Project

Jockeying Into Position: Race, Ethnicity, and the Rise of the Latino Jockey in the American South, XX-XXI Centuries

Program

Mellon/ACLS Scholars and Society Fellowships

Department

History

Location

Thoroughbred Racing Hall of Fame and Museum

Abstract

Horse racing, one of the oldest and most celebrated sports in America, is embedded in Southern culture and identity. Journalists repeatedly refer to the premier horse racing event, the Kentucky Derby, as “the most exciting two minutes in sports.” Yet what transpires in those two minutes reflects decades-long changes that have redefined social and racial hierarchies in the sport and in American society. The majority of the successful jockeys in the twentieth and twenty-first centuries are Latino. The Aiken Training Track, founded in 1941 and located in Aiken, SC, is a premier training center, especially for young horses. Boasting slogans such as “Train Here, Win Anywhere,” link Aiken to nationally competitive race horses such as Forty-Niner and Palace Malice.

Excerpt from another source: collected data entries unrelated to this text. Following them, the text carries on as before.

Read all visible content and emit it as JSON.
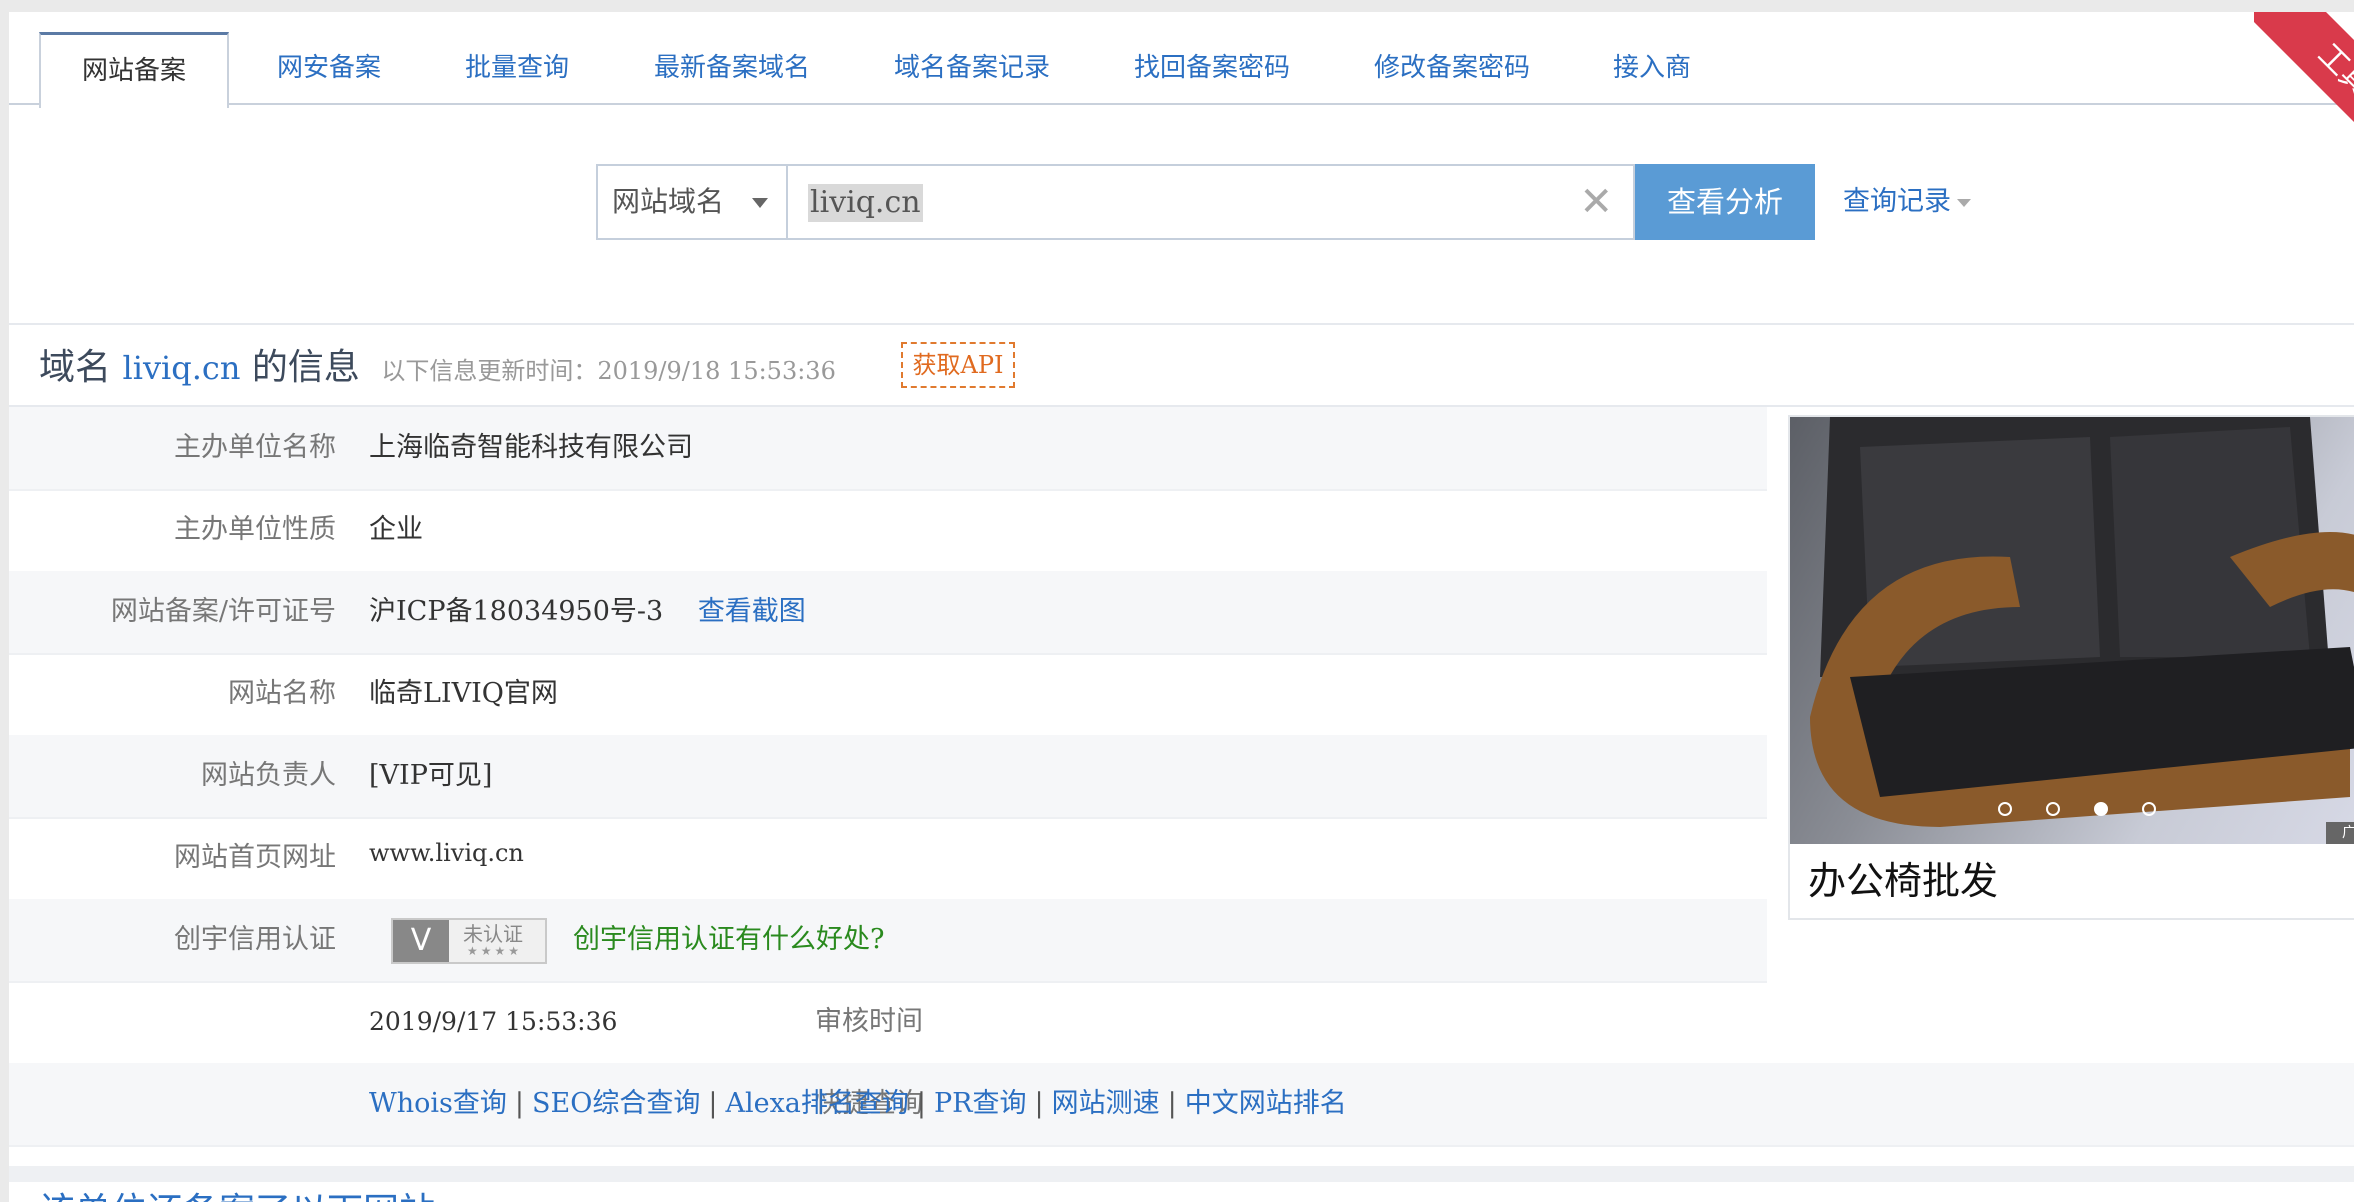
{
  "tabs": [
    "网站备案",
    "网安备案",
    "批量查询",
    "最新备案域名",
    "域名备案记录",
    "找回备案密码",
    "修改备案密码",
    "接入商"
  ],
  "corner_ribbon": "工具",
  "search": {
    "select_label": "网站域名",
    "input_value": "liviq.cn",
    "button_label": "查看分析",
    "history_label": "查询记录"
  },
  "heading": {
    "prefix": "域名",
    "domain": "liviq.cn",
    "suffix": "的信息",
    "updated": "以下信息更新时间：2019/9/18 15:53:36",
    "api_button": "获取API"
  },
  "info": {
    "sponsor_label": "主办单位名称",
    "sponsor_value": "上海临奇智能科技有限公司",
    "nature_label": "主办单位性质",
    "nature_value": "企业",
    "license_label": "网站备案/许可证号",
    "license_value": "沪ICP备18034950号-3",
    "screenshot_link": "查看截图",
    "site_name_label": "网站名称",
    "site_name_value": "临奇LIVIQ官网",
    "owner_label": "网站负责人",
    "owner_value": "[VIP可见]",
    "homepage_label": "网站首页网址",
    "homepage_value": "www.liviq.cn",
    "credit_label": "创宇信用认证",
    "credit_badge": "未认证",
    "credit_badge_stars": "★★★★",
    "credit_link": "创宇信用认证有什么好处?",
    "audit_label": "审核时间",
    "audit_value": "2019/9/17 15:53:36",
    "quick_label": "快捷查询",
    "quick_links": [
      "Whois查询",
      "SEO综合查询",
      "Alexa排名查询",
      "PR查询",
      "网站测速",
      "中文网站排名"
    ]
  },
  "ad": {
    "title": "办公椅批发",
    "mark": "广告",
    "active_slide": 3,
    "slide_count": 4
  },
  "bottom_heading": "该单位还备案了以下网站"
}
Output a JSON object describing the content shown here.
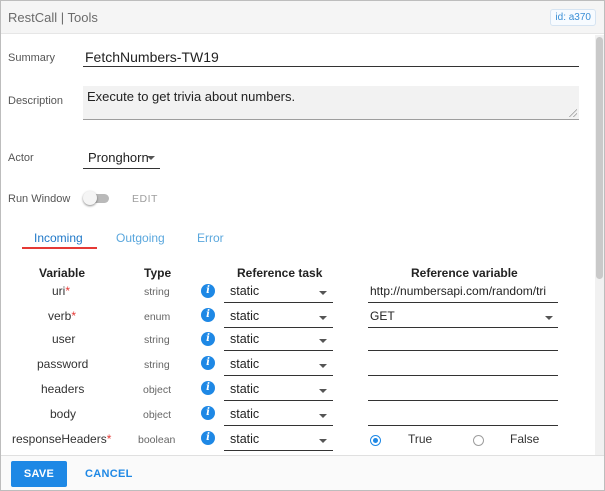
{
  "window": {
    "title": "RestCall | Tools",
    "id_badge": "id: a370"
  },
  "form": {
    "summary_label": "Summary",
    "summary_value": "FetchNumbers-TW19",
    "description_label": "Description",
    "description_value": "Execute to get trivia about numbers.",
    "actor_label": "Actor",
    "actor_value": "Pronghorn",
    "run_window_label": "Run Window",
    "run_window_on": false,
    "edit_label": "EDIT"
  },
  "tabs": [
    {
      "label": "Incoming",
      "active": true
    },
    {
      "label": "Outgoing",
      "active": false
    },
    {
      "label": "Error",
      "active": false
    }
  ],
  "table": {
    "headers": [
      "Variable",
      "Type",
      "Reference task",
      "Reference variable"
    ],
    "rows": [
      {
        "name": "uri",
        "required": "*",
        "type": "string",
        "ref_task": "static",
        "ref_var": "http://numbersapi.com/random/tri"
      },
      {
        "name": "verb",
        "required": "*",
        "type": "enum",
        "ref_task": "static",
        "ref_var": "GET"
      },
      {
        "name": "user",
        "required": "",
        "type": "string",
        "ref_task": "static",
        "ref_var": ""
      },
      {
        "name": "password",
        "required": "",
        "type": "string",
        "ref_task": "static",
        "ref_var": ""
      },
      {
        "name": "headers",
        "required": "",
        "type": "object",
        "ref_task": "static",
        "ref_var": ""
      },
      {
        "name": "body",
        "required": "",
        "type": "object",
        "ref_task": "static",
        "ref_var": ""
      },
      {
        "name": "responseHeaders",
        "required": "*",
        "type": "boolean",
        "ref_task": "static",
        "ref_var": ""
      }
    ],
    "boolean_options": {
      "true_label": "True",
      "false_label": "False",
      "selected": "True"
    }
  },
  "info_icon_glyph": "i",
  "footer": {
    "save_label": "SAVE",
    "cancel_label": "CANCEL"
  },
  "colors": {
    "accent": "#1e88e5",
    "required": "#e53935",
    "tab_underline": "#e53935"
  }
}
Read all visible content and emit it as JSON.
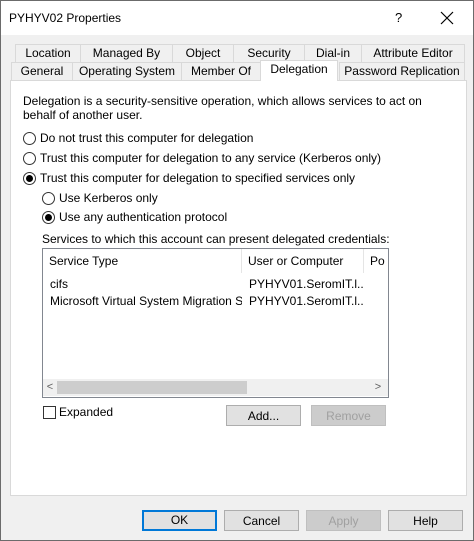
{
  "window": {
    "title": "PYHYV02 Properties",
    "help_glyph": "?",
    "close_glyph": "✕"
  },
  "tabs_row1": [
    "Location",
    "Managed By",
    "Object",
    "Security",
    "Dial-in",
    "Attribute Editor"
  ],
  "tabs_row2": [
    "General",
    "Operating System",
    "Member Of",
    "Delegation",
    "Password Replication"
  ],
  "delegation": {
    "description_line1": "Delegation is a security-sensitive operation, which allows services to act on",
    "description_line2": "behalf of another user.",
    "option_none": "Do not trust this computer for delegation",
    "option_any": "Trust this computer for delegation to any service (Kerberos only)",
    "option_specified": "Trust this computer for delegation to specified services only",
    "sub_kerberos": "Use Kerberos only",
    "sub_any_protocol": "Use any authentication protocol",
    "services_label": "Services to which this account can present delegated credentials:",
    "columns": [
      "Service Type",
      "User or Computer",
      "Po"
    ],
    "rows": [
      [
        "cifs",
        "PYHYV01.SeromIT.l..."
      ],
      [
        "Microsoft Virtual System Migration Ser...",
        "PYHYV01.SeromIT.l..."
      ]
    ],
    "scroll_left": "<",
    "scroll_right": ">",
    "expanded_label": "Expanded",
    "add_label": "Add...",
    "remove_label": "Remove"
  },
  "footer": {
    "ok": "OK",
    "cancel": "Cancel",
    "apply": "Apply",
    "help": "Help"
  }
}
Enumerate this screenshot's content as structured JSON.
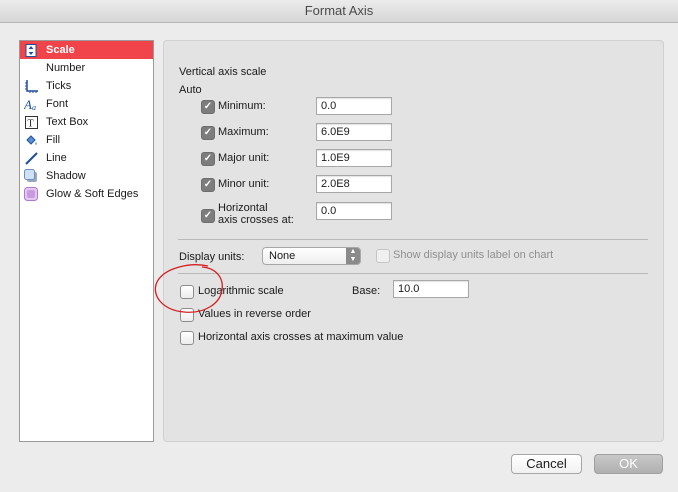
{
  "window": {
    "title": "Format Axis"
  },
  "sidebar": {
    "items": [
      {
        "label": "Scale",
        "icon": "scale-icon",
        "selected": true
      },
      {
        "label": "Number",
        "icon": "",
        "selected": false
      },
      {
        "label": "Ticks",
        "icon": "ticks-icon",
        "selected": false
      },
      {
        "label": "Font",
        "icon": "font-icon",
        "selected": false
      },
      {
        "label": "Text Box",
        "icon": "text-box-icon",
        "selected": false
      },
      {
        "label": "Fill",
        "icon": "fill-bucket-icon",
        "selected": false
      },
      {
        "label": "Line",
        "icon": "line-icon",
        "selected": false
      },
      {
        "label": "Shadow",
        "icon": "shadow-icon",
        "selected": false
      },
      {
        "label": "Glow & Soft Edges",
        "icon": "glow-icon",
        "selected": false
      }
    ]
  },
  "scale": {
    "heading": "Vertical axis scale",
    "auto_label": "Auto",
    "minimum": {
      "label": "Minimum:",
      "value": "0.0",
      "auto": true
    },
    "maximum": {
      "label": "Maximum:",
      "value": "6.0E9",
      "auto": true
    },
    "major_unit": {
      "label": "Major unit:",
      "value": "1.0E9",
      "auto": true
    },
    "minor_unit": {
      "label": "Minor unit:",
      "value": "2.0E8",
      "auto": true
    },
    "horizontal_crosses": {
      "label_line1": "Horizontal",
      "label_line2": "axis crosses at:",
      "value": "0.0",
      "auto": true
    }
  },
  "display_units": {
    "label": "Display units:",
    "selected": "None",
    "show_label_text": "Show display units label on chart",
    "show_label_checked": false,
    "show_label_enabled": false
  },
  "options": {
    "logarithmic": {
      "label": "Logarithmic scale",
      "checked": false
    },
    "base": {
      "label": "Base:",
      "value": "10.0"
    },
    "reverse_order": {
      "label": "Values in reverse order",
      "checked": false
    },
    "crosses_max": {
      "label": "Horizontal axis crosses at maximum value",
      "checked": false
    }
  },
  "buttons": {
    "cancel": "Cancel",
    "ok": "OK"
  },
  "annotation": {
    "color": "#d42020"
  },
  "colors": {
    "selection": "#f1434a"
  }
}
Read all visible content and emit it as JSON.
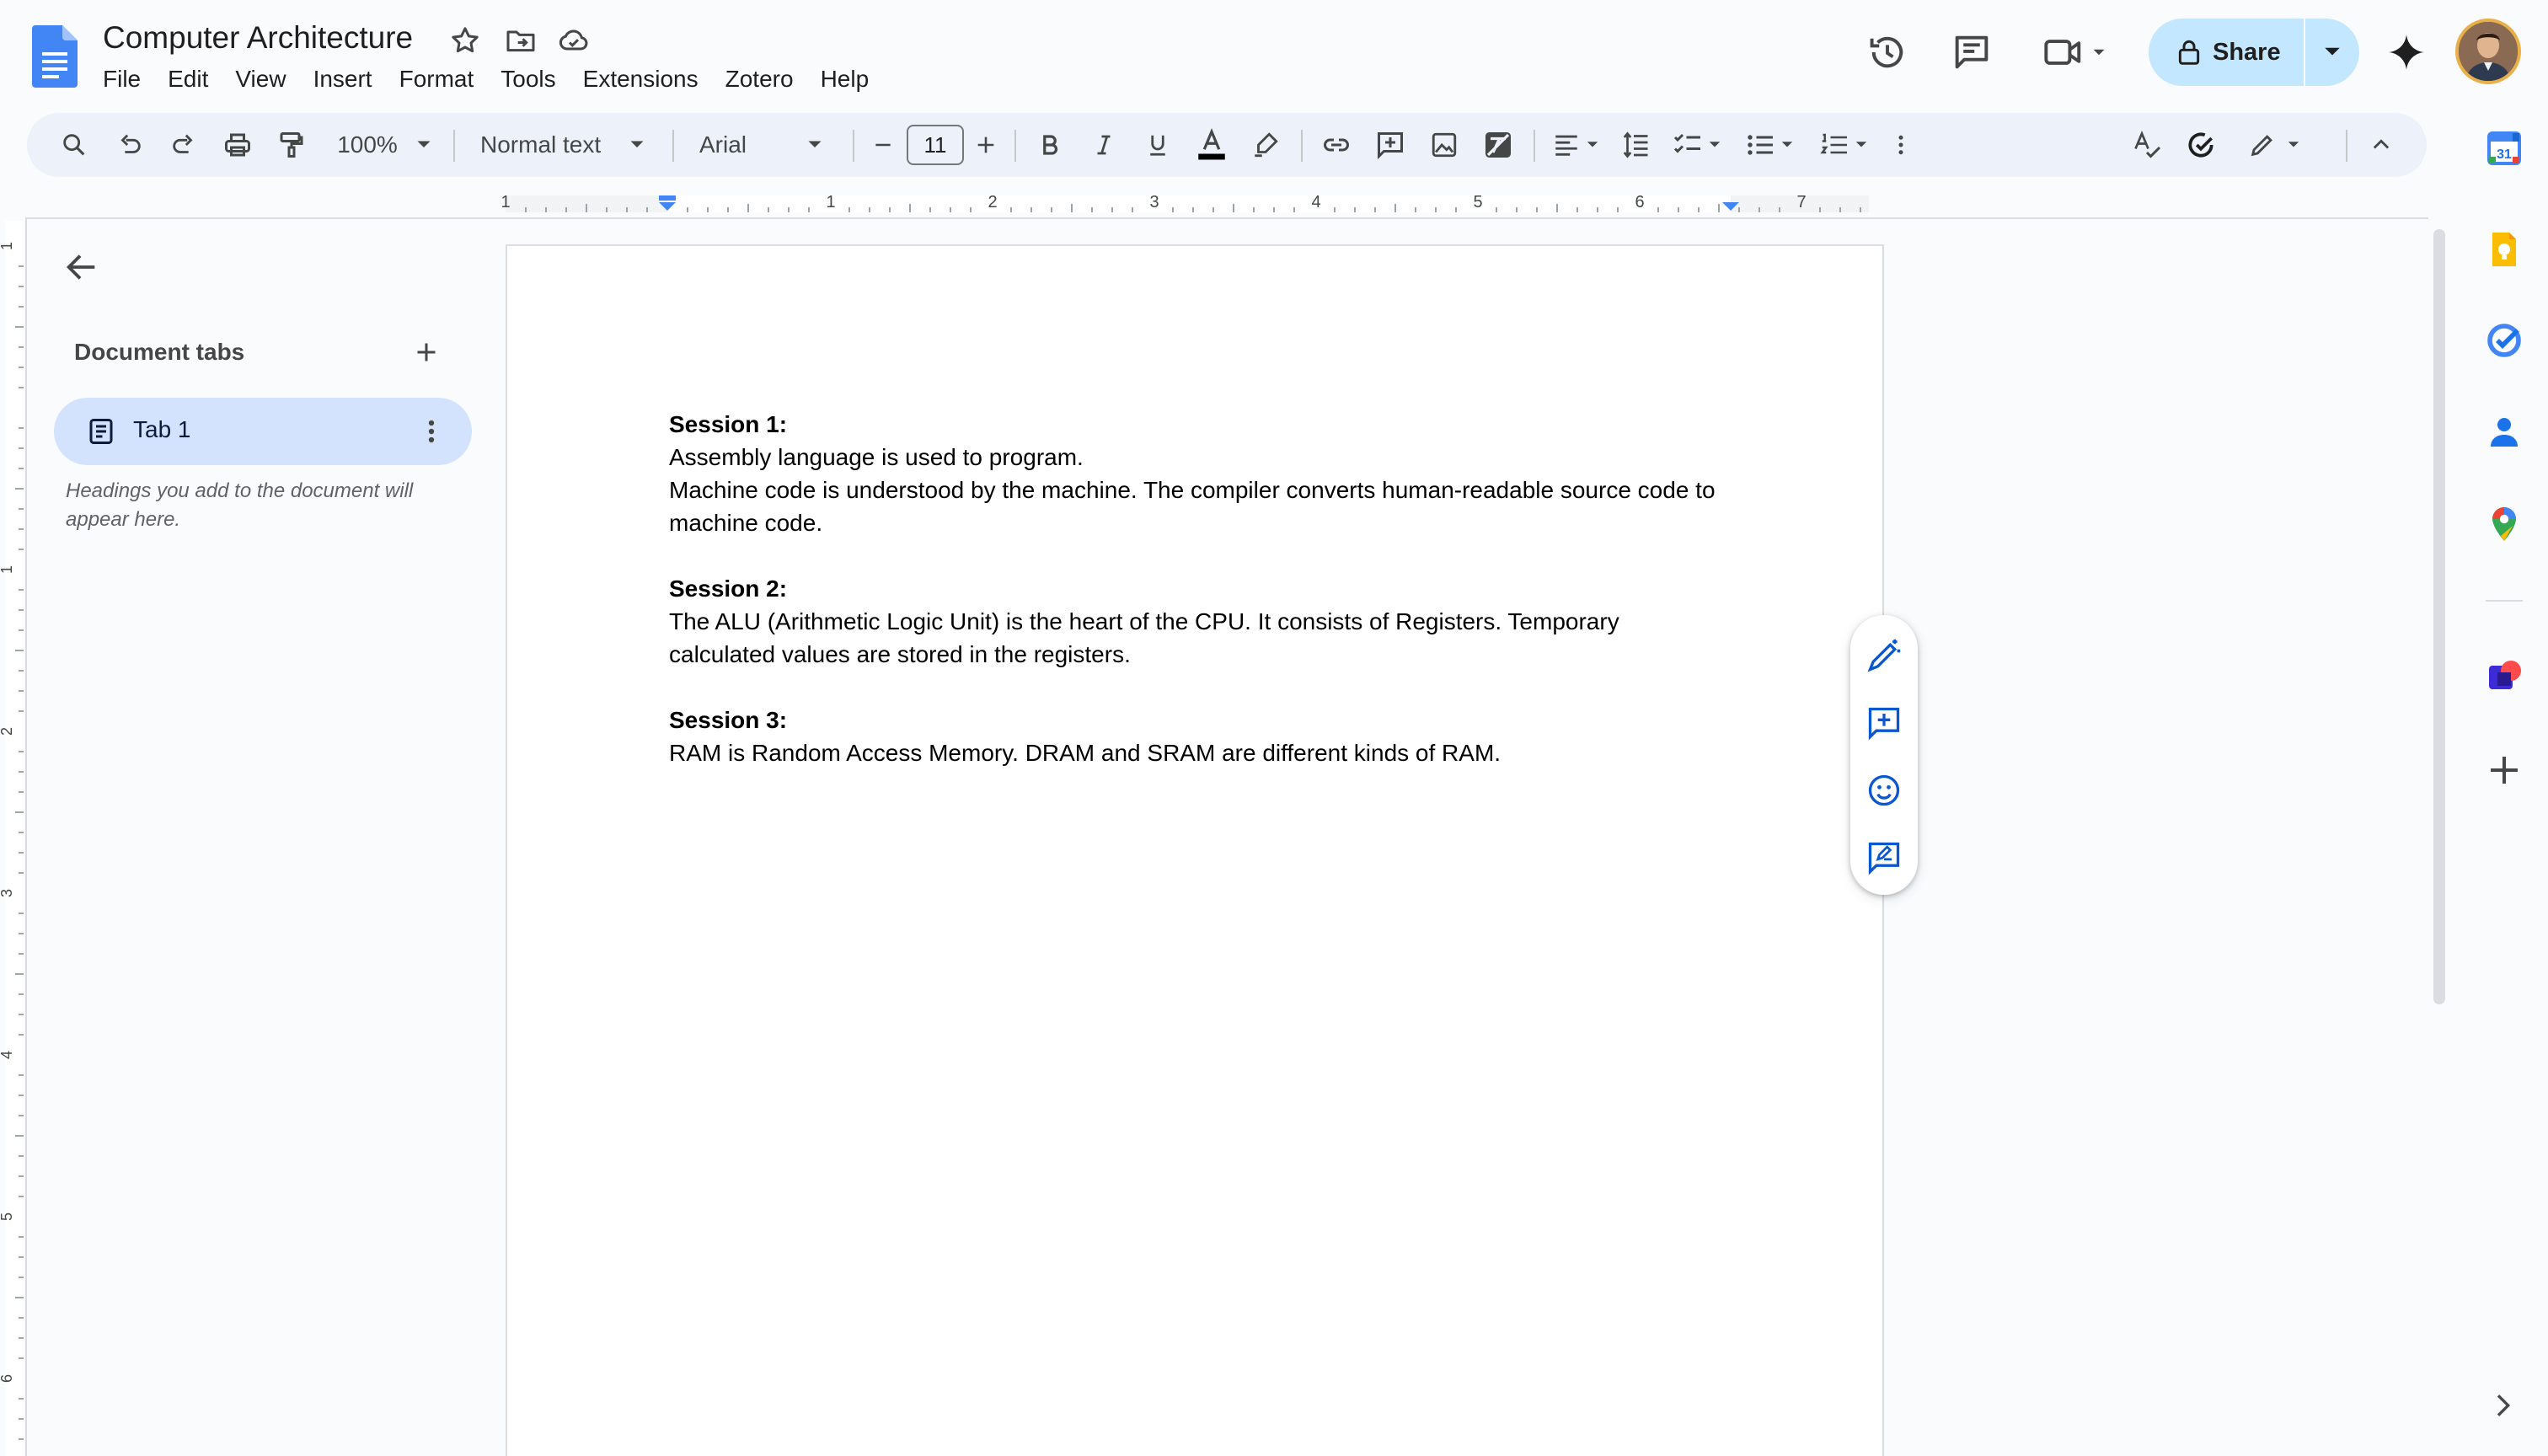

In partnership with Lisa Hall, curator and director of the Thoroughbred Racing Hall of Fame and Museum in Aiken, South Carolina, the exhibit will historicize the role of the Latino jockey as well as render visible the place of Latinos in a rural southern community. This case study will illuminate the experience of the growing Latino population through the exhibit’s central themes of race, immigration, and power in the U.S. Horse racing is a useful site of analysis not only because a high number of Latinos work in the equine industry but also because it is a profession in which Latinos have experienced success at the highest echelons of the sport. The project’s use of sports as a source, and plans for broadly disseminating results, are avenues for encouraging and supporting diverse career pathways for PhDs within and outside the academy.